The recent case of Lopez v. Dr. M. Douris Dentistry Professional Corporation,  ONSC 3675 exemplifies why dentists looking to purchase a dental practice need to be extra careful when doing their due diligence and negotiating what goes into the agreement of purchase and sale.
In a previous blog, I discussed some of the implications dealing with patient records – namely, that you need to do a chart audit when buying a practice to verify the number of active patients at the practice. In this blog, I’m going to discuss some other issues that routinely come up in the purchase and sale transaction which a buyer needs to be aware of.
By way of background, Dr. Michael Douris bought Dr. Clive Estey’s dental practice. After the deal was completed, Dr. Douris sued Dr. Estey, claiming that the staff were not fully trained and not HARP certified. Dr. Douris also alleged that Dr. Estey had been illegally discounting invoices, contrary to the purchase and sale agreement and the RCDSO regulations.
The Ontario Superior Court of Justice rejected both arguments.
First, the Court found that Dr. Douris was simply mistaken: the staff were HARP certified and Dr. Esty had all approvals necessary for use of the radiology equipment. Worth mentioning is that the agreeent of purchase and sale did not require Dr. Esty to promise that his dental staff were fully trained and HARP certified. As such, the claim by Dr. Douris was rejected.
Second, the Court found that, although Dr. Esty wrote off some accounts as uncollectable after the portion paid by the insurance company was received, Dr. Esty had made reasonable efforts to collect the balance from the patient (as required by the Dentistry Act regulations. Ultimately, per the Court, Dr. Douris failed to provide satisfactory evidence concerning the dental practice’s attempts or inability to collect amounts not covered by insurance, loss of patients due to an alleged unwillingness to pay amounts not covered by insurance, or that he had suffered damages as a result of the alleged misrepresentation.

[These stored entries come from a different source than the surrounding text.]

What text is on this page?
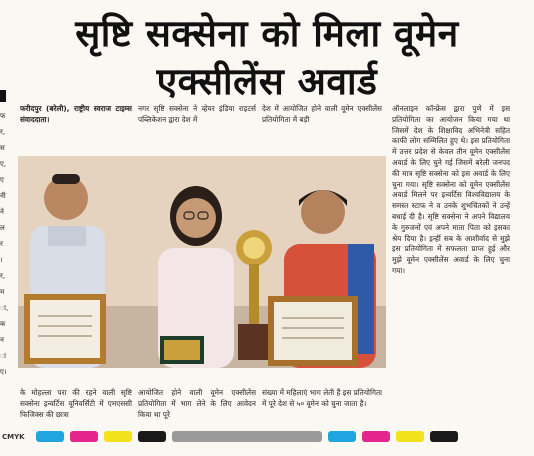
सृष्टि सक्सेना को मिला वूमेन
एक्सीलेंस अवार्ड
फ
र,
स
ए,
ए
नी
ने
ल
र
।
र,
म
ा,
क
न
ा
ए।
फरीदपुर (बरेली), राष्ट्रीय स्वराज टाइम्स संवाददाता।
नगर सृष्टि सक्सेना ने व्हेयर इंडिया राइटर्स पब्लिकेशन द्वारा देश में
देश में आयोजित होने वाली वूमेन एक्सीलेंस प्रतियोगिता में बड़ी
ऑनलाइन कॉन्फ्रेंस द्वारा पुणे में इस प्रतियोगिता का आयोजन किया गया था जिसमें देश के शिक्षाविद अभिनेत्री सहित काफी लोग सम्मिलित हुए थे। इस प्रतियोगिता में उत्तर प्रदेश से केवल तीन वूमेन एक्सीलेंस अवार्ड के लिए चुने गई जिसमें बरेली जनपद की मात्र सृष्टि सक्सेना को इस अवार्ड के लिए चुना गया। सृष्टि सक्सेना को वूमेन एक्सीलेंस अवार्ड मिलने पर इन्वर्टिस विश्वविद्यालय के समस्त स्टाफ ने व उनके शुभचिंतकों ने उन्हें बधाई दी है। सृष्टि सक्सेना ने अपने विद्यालय के गुरुजनों एवं अपने माता पिता को इसका श्रेय दिया है। इन्हीं सब के आशीर्वाद से मुझे इस प्रतियोगिता में सफलता प्राप्त हुई और मुझे वूमेन एक्सीलेंस अवार्ड के लिए चुना गया।
के मोहल्ला परा की रहने वाली सृष्टि सक्सेना इन्वर्टिस यूनिवर्सिटी में एमएससी फिजिक्स की छात्रा
आयोजित होने वाली वूमेन एक्सीलेंस प्रतियोगिता में भाग लेने के लिए आवेदन किया था पूरे
संख्या में महिलाएं भाग लेती हैं इस प्रतियोगिता में पूरे देश से ५० वूमेन को चुना जाता है।
CMYK
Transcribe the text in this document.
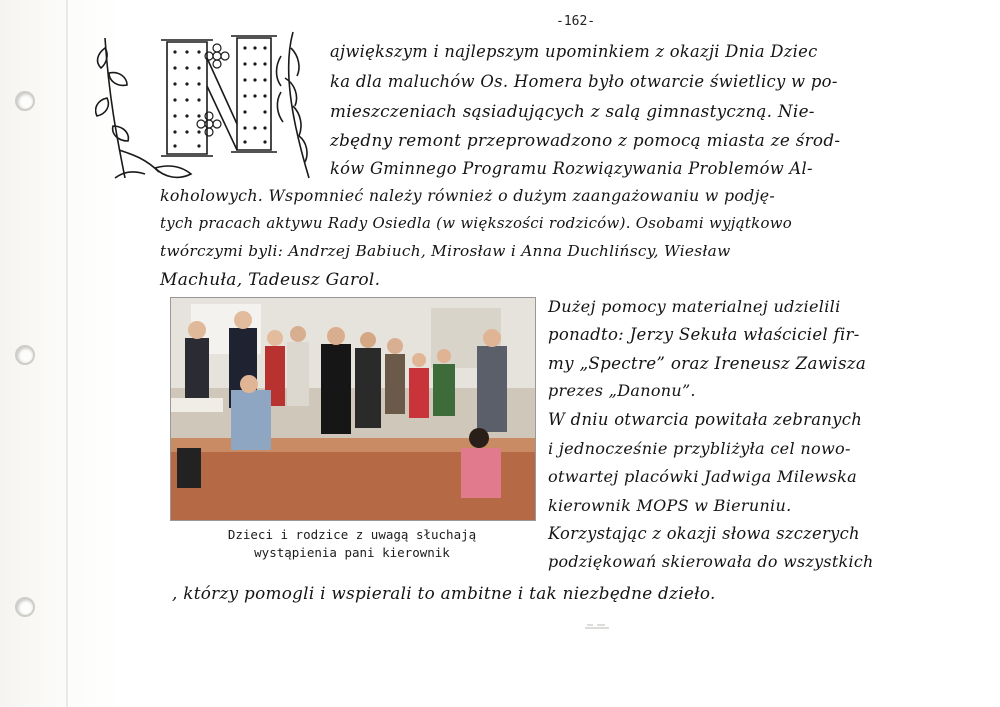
-162-

ajwiększym i najlepszym upominkiem z okazji Dnia Dziec

ka dla maluchów Os. Homera było otwarcie świetlicy w po-

mieszczeniach sąsiadujących z salą gimnastyczną. Nie-

zbędny remont przeprowadzono z pomocą miasta ze środ-

ków Gminnego Programu Rozwiązywania Problemów Al-

koholowych. Wspomnieć należy również o dużym zaangażowaniu w podję-

tych pracach aktywu Rady Osiedla (w większości rodziców). Osobami wyjątkowo

twórczymi byli: Andrzej Babiuch, Mirosław i Anna Duchlińscy, Wiesław

Machuła, Tadeusz Garol.

Dużej pomocy materialnej udzielili

ponadto: Jerzy Sekuła właściciel fir-

my „Spectre” oraz Ireneusz Zawisza

prezes „Danonu”.

W dniu otwarcia powitała zebranych

i jednocześnie przybliżyła cel nowo-

otwartej placówki Jadwiga Milewska

kierownik MOPS w Bieruniu.

Korzystając z okazji słowa szczerych

podziękowań skierowała do wszystkich

Dzieci i rodzice z uwagą słuchają

wystąpienia pani kierownik

, którzy pomogli i wspierali to ambitne i tak niezbędne dzieło.
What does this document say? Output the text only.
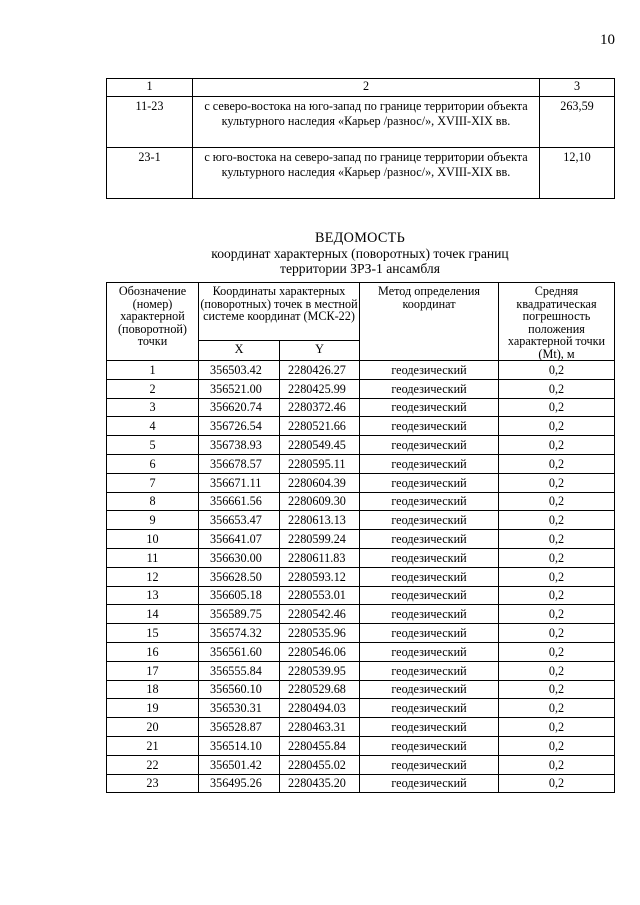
10
1	2	3
11-23	с северо-востока на юго-запад по границе территории объекта культурного наследия «Карьер /разнос/», XVIII-XIX вв.	263,59
23-1	с юго-востока на северо-запад по границе территории объекта культурного наследия «Карьер /разнос/», XVIII-XIX вв.	12,10
ВЕДОМОСТЬ
координат характерных (поворотных) точек границ
территории ЗРЗ-1 ансамбля
Обозначение (номер) характерной (поворотной) точки	Координаты характерных (поворотных) точек в местной системе координат (МСК-22)		Метод определения координат	Средняя квадратическая погрешность положения характерной точки (Mt), м
	X	Y		
1	356503.42	2280426.27	геодезический	0,2
2	356521.00	2280425.99	геодезический	0,2
3	356620.74	2280372.46	геодезический	0,2
4	356726.54	2280521.66	геодезический	0,2
5	356738.93	2280549.45	геодезический	0,2
6	356678.57	2280595.11	геодезический	0,2
7	356671.11	2280604.39	геодезический	0,2
8	356661.56	2280609.30	геодезический	0,2
9	356653.47	2280613.13	геодезический	0,2
10	356641.07	2280599.24	геодезический	0,2
11	356630.00	2280611.83	геодезический	0,2
12	356628.50	2280593.12	геодезический	0,2
13	356605.18	2280553.01	геодезический	0,2
14	356589.75	2280542.46	геодезический	0,2
15	356574.32	2280535.96	геодезический	0,2
16	356561.60	2280546.06	геодезический	0,2
17	356555.84	2280539.95	геодезический	0,2
18	356560.10	2280529.68	геодезический	0,2
19	356530.31	2280494.03	геодезический	0,2
20	356528.87	2280463.31	геодезический	0,2
21	356514.10	2280455.84	геодезический	0,2
22	356501.42	2280455.02	геодезический	0,2
23	356495.26	2280435.20	геодезический	0,2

Prospective purchasers of a dental practice should be weary of what they can later complain about. First, if something is not addressed in the share purchase agreement, the purchaser may be out of luck. Second, investigations must be made into whether the seller has been collecting or writing off (appropriately or inappropriately so) the co-pay owed by the patient. Third, if the purchaser has concerns with the status of staff training, patient records, or financials of the practice, most of these can hopefully be determined through vigorous due diligence and solid legal representation.